Disinhibition Effect – Disinhibition effect occurs in the online circumstance. By being online, people say and do things that they would not ordinarily say or do in the face-to-face world. According to Suler (2004), disinhibition effect can be either in a constructive or destructive way. For example, one may reveal more of their emotions, feelings, wishes and kindness. Or one may present more aggression like rude language, harsh criticisms, anger and hatred. From my experience, online therapy can facilitate clients to be more honest with their feelings and emotions. This can be due to disinhibition, in particular, the feeling of invisibility.
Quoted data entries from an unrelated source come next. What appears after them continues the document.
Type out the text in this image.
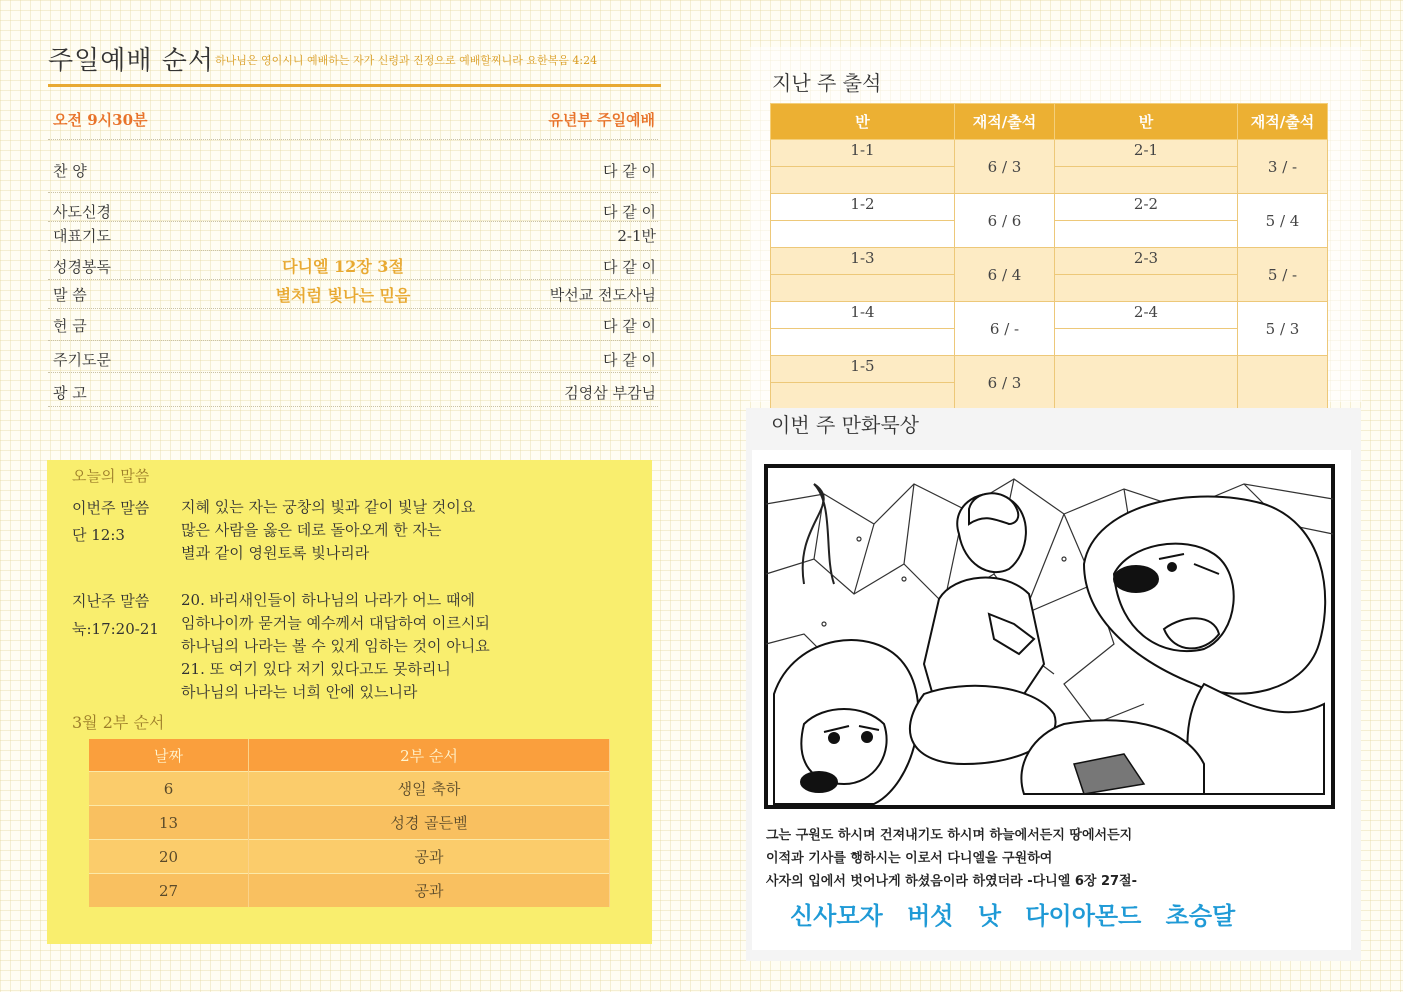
주일예배 순서 하나님은 영이시니 예배하는 자가 신령과 진정으로 예배할찌니라 요한복음 4:24
오전 9시30분	유년부 주일예배
찬 양	다 같 이
사도신경	다 같 이
대표기도	2-1반
성경봉독	다니엘 12장 3절	다 같 이
말 씀	별처럼 빛나는 믿음	박선교 전도사님
헌 금	다 같 이
주기도문	다 같 이
광 고	김영삼 부감님
오늘의 말씀
이번주 말씀
단 12:3
지혜 있는 자는 궁창의 빛과 같이 빛날 것이요
많은 사람을 옳은 데로 돌아오게 한 자는
별과 같이 영원토록 빛나리라
지난주 말씀
눅:17:20-21
20. 바리새인들이 하나님의 나라가 어느 때에
임하나이까 묻거늘 예수께서 대답하여 이르시되
하나님의 나라는 볼 수 있게 임하는 것이 아니요
21. 또 여기 있다 저기 있다고도 못하리니
하나님의 나라는 너희 안에 있느니라
3월 2부 순서
날짜	2부 순서
6	생일 축하
13	성경 골든벨
20	공과
27	공과
지난 주 출석
반	재적/출석	반	재적/출석
1-1	6 / 3	2-1	3 / -

1-2	6 / 6	2-2	5 / 4

1-3	6 / 4	2-3	5 / -

1-4	6 / -	2-4	5 / 3

1-5	6 / 3		

이번 주 만화묵상
그는 구원도 하시며 건져내기도 하시며 하늘에서든지 땅에서든지
이적과 기사를 행하시는 이로서 다니엘을 구원하여
사자의 입에서 벗어나게 하셨음이라 하였더라 -다니엘 6장 27절-
신사모자 버섯 낫 다이아몬드 초승달
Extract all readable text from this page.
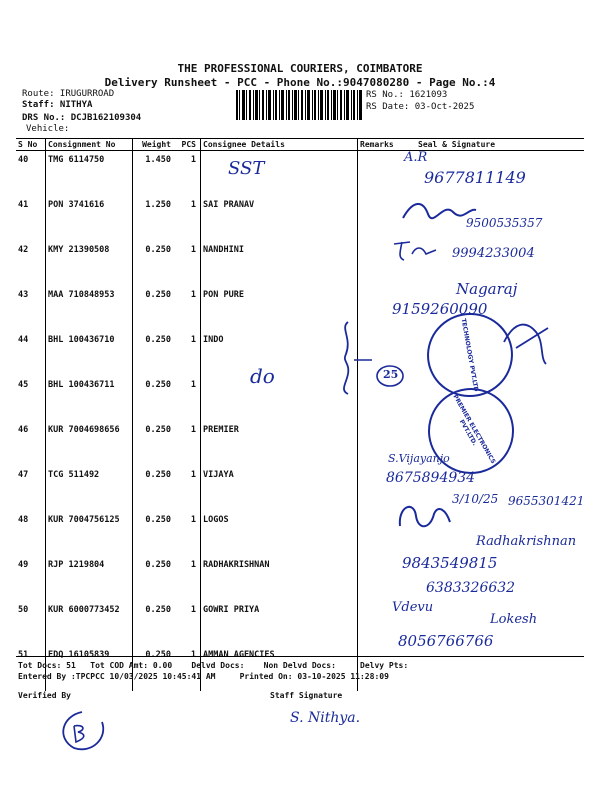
THE PROFESSIONAL COURIERS, COIMBATORE
Delivery Runsheet - PCC - Phone No.:9047080280 - Page No.:4
Route: IRUGURROAD
Staff: NITHYA
DRS No.: DCJB162109304
Vehicle:
RS No.: 1621093
RS Date: 03-Oct-2025
S No	Consignment No	Weight	PCS	Consignee Details	Remarks	Seal & Signature
40	TMG 6114750	1.450	1			
41	PON 3741616	1.250	1	SAI PRANAV		
42	KMY 21390508	0.250	1	NANDHINI		
43	MAA 710848953	0.250	1	PON PURE		
44	BHL 100436710	0.250	1	INDO		
45	BHL 100436711	0.250	1			
46	KUR 7004698656	0.250	1	PREMIER		
47	TCG 511492	0.250	1	VIJAYA		
48	KUR 7004756125	0.250	1	LOGOS		
49	RJP 1219804	0.250	1	RADHAKRISHNAN		
50	KUR 6000773452	0.250	1	GOWRI PRIYA		
51	EDQ 16105839	0.250	1	AMMAN AGENCIES		
SST
A.R
9677811149
9500535357
9994233004
Nagaraj
9159260090
25
do	TECHNOLOGY PVT.LTD
PREMIER ELECTRONICS PVT.LTD.
S.Vijayanjo
8675894934
3/10/25 9655301421
Radhakrishnan
9843549815
6383326632
Vdevu
Lokesh
8056766766
Tot Docs: 51 Tot COD Amt: 0.00 Delvd Docs: Non Delvd Docs:	Delvy Pts:
Entered By :TPCPCC 10/03/2025 10:45:41 AM	Printed On: 03-10-2025 11:28:09
Verified By	Staff Signature
S. Nithya.
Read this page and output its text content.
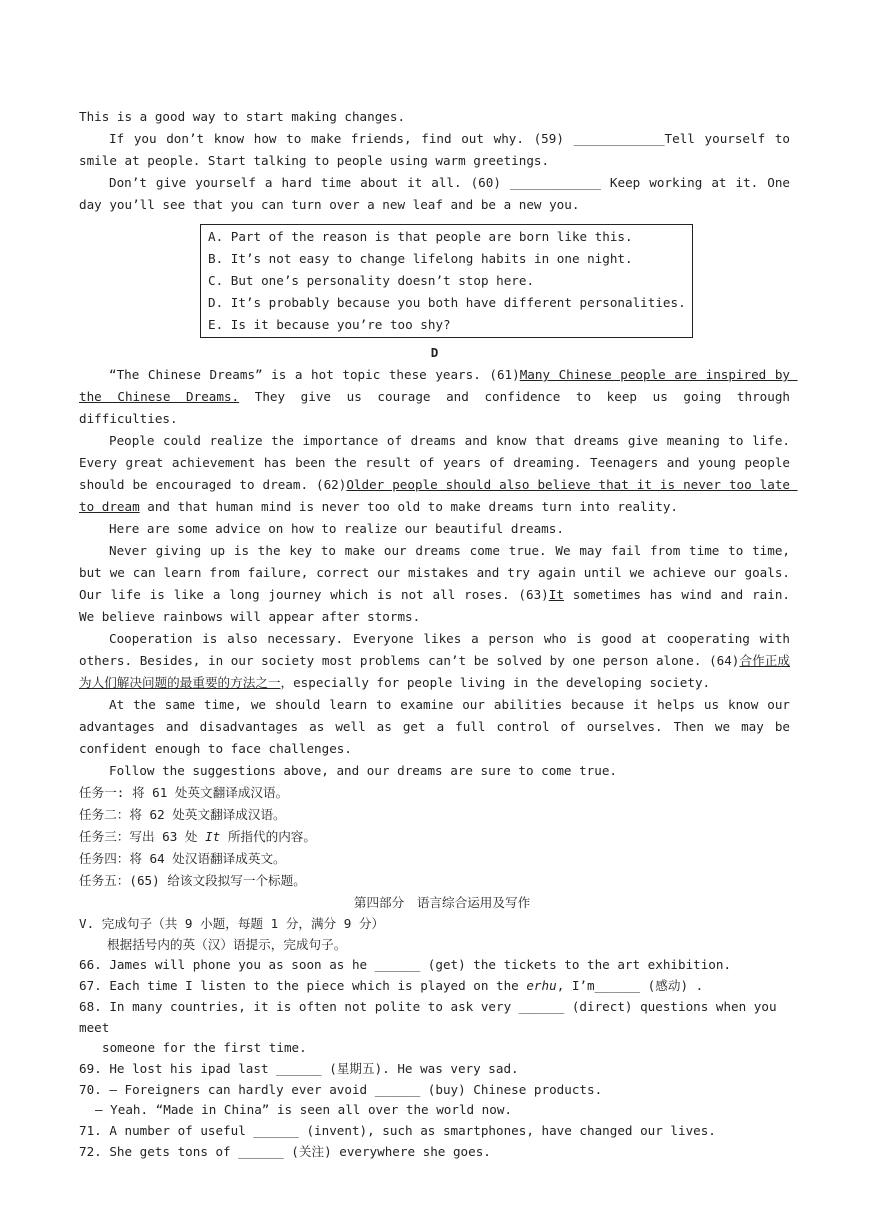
This is a good way to start making changes.
If you don’t know how to make friends, find out why. (59) ____________Tell yourself to smile at people. Start talking to people using warm greetings.
Don’t give yourself a hard time about it all. (60) ____________ Keep working at it. One day you’ll see that you can turn over a new leaf and be a new you.
A. Part of the reason is that people are born like this.
B. It’s not easy to change lifelong habits in one night.
C. But one’s personality doesn’t stop here.
D. It’s probably because you both have different personalities.
E. Is it because you’re too shy?
D
“The Chinese Dreams” is a hot topic these years. (61)Many Chinese people are inspired by the Chinese Dreams. They give us courage and confidence to keep us going through difficulties.
People could realize the importance of dreams and know that dreams give meaning to life. Every great achievement has been the result of years of dreaming. Teenagers and young people should be encouraged to dream. (62)Older people should also believe that it is never too late to dream and that human mind is never too old to make dreams turn into reality.
Here are some advice on how to realize our beautiful dreams.
Never giving up is the key to make our dreams come true. We may fail from time to time, but we can learn from failure, correct our mistakes and try again until we achieve our goals. Our life is like a long journey which is not all roses. (63)It sometimes has wind and rain. We believe rainbows will appear after storms.
Cooperation is also necessary. Everyone likes a person who is good at cooperating with others. Besides, in our society most problems can’t be solved by one person alone. (64)合作正成为人们解决问题的最重要的方法之一，especially for people living in the developing society.
At the same time, we should learn to examine our abilities because it helps us know our advantages and disadvantages as well as get a full control of ourselves. Then we may be confident enough to face challenges.
Follow the suggestions above, and our dreams are sure to come true.
任务一: 将 61 处英文翻译成汉语。
任务二：将 62 处英文翻译成汉语。
任务三：写出 63 处 It 所指代的内容。
任务四：将 64 处汉语翻译成英文。
任务五：(65) 给该文段拟写一个标题。
第四部分　语言综合运用及写作
V. 完成句子（共 9 小题，每题 1 分，满分 9 分）
根据括号内的英（汉）语提示，完成句子。
66. James will phone you as soon as he ______ (get) the tickets to the art exhibition.
67. Each time I listen to the piece which is played on the erhu, I’m______ (感动) .
68. In many countries, it is often not polite to ask very ______ (direct) questions when you meet
someone for the first time.
69. He lost his ipad last ______ (星期五). He was very sad.
70. — Foreigners can hardly ever avoid ______ (buy) Chinese products.
— Yeah. “Made in China” is seen all over the world now.
71. A number of useful ______ (invent), such as smartphones, have changed our lives.
72. She gets tons of ______ (关注) everywhere she goes.
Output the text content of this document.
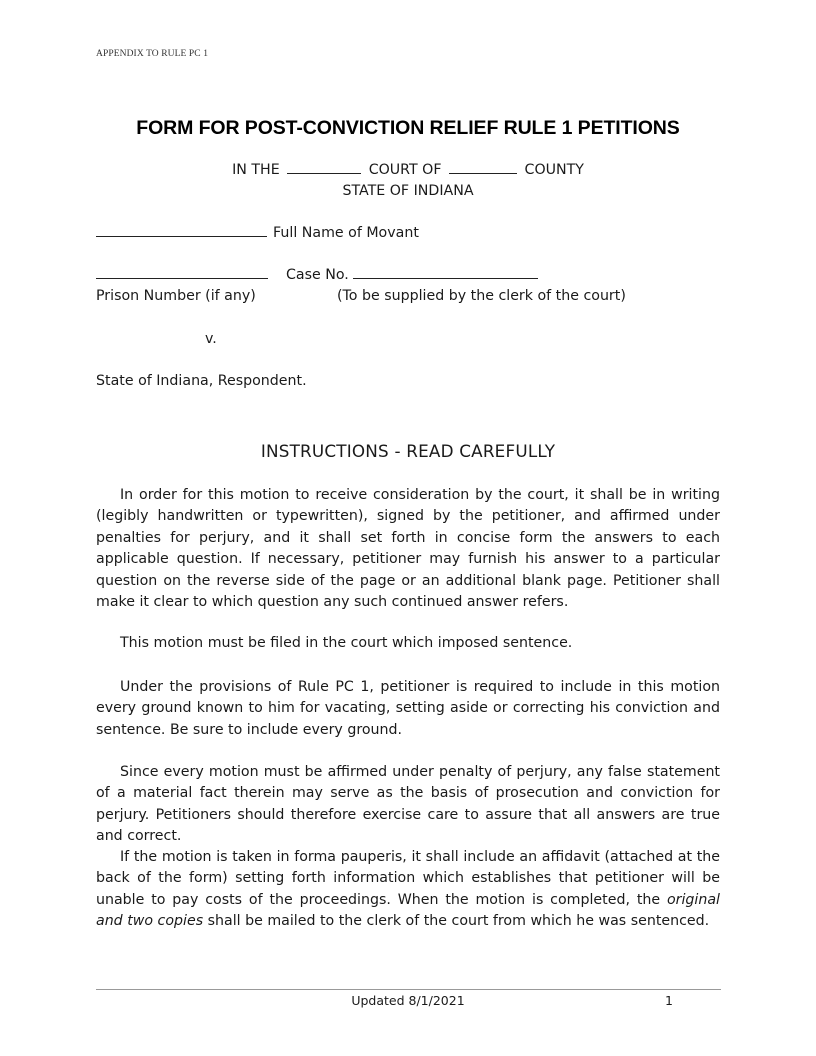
APPENDIX TO RULE PC 1
FORM FOR POST-CONVICTION RELIEF RULE 1 PETITIONS
IN THE	COURT OF	COUNTY
STATE OF INDIANA
Full Name of Movant
Case No.
Prison Number (if any)	(To be supplied by the clerk of the court)
v.
State of Indiana, Respondent.
INSTRUCTIONS - READ CAREFULLY

In order for this motion to receive consideration by the court, it shall be in writing (legibly handwritten or typewritten), signed by the petitioner, and affirmed under penalties for perjury, and it shall set forth in concise form the answers to each applicable question. If necessary, petitioner may furnish his answer to a particular question on the reverse side of the page or an additional blank page. Petitioner shall make it clear to which question any such continued answer refers.

This motion must be filed in the court which imposed sentence.

Under the provisions of Rule PC 1, petitioner is required to include in this motion every ground known to him for vacating, setting aside or correcting his conviction and sentence. Be sure to include every ground.

Since every motion must be affirmed under penalty of perjury, any false statement of a material fact therein may serve as the basis of prosecution and conviction for perjury. Petitioners should therefore exercise care to assure that all answers are true and correct.

If the motion is taken in forma pauperis, it shall include an affidavit (attached at the back of the form) setting forth information which establishes that petitioner will be unable to pay costs of the proceedings. When the motion is completed, the original and two copies shall be mailed to the clerk of the court from which he was sentenced.

Updated 8/1/2021	1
Since we use a voice or video call application as a mediator for communication in an online setting, it can create a feeling of invisibility for clients. Although it is still a direct communication between a client and therapist, the fact that clients are not in the same room with another person (i.e. a therapist) in an unfamiliar environment (i.e. a treatment room) seems to make it easier for clients to express and talk about their thoughts and feelings. I have noticed that clients feel more comfortable than in a face-to-face session to talk about deeper aspects of their thoughts and their actions. The persona (i.e. how one presents themselves to others to make a definite impression according to Carl Jung’s personality theory) seems to be bypassed much quicker. This can be helpful for the online therapeutic relationship and process, since the openness can occur quite promptly.
I believe these are some of the most important aspects to be mindful of when delivering or engaging in therapy sessions virtually. With some additional awareness, good therapeutic relationship can certainly be established and strengthen in online therapy. I trust that we can bring the best outcome for clients regardless of not being together with them in the same room.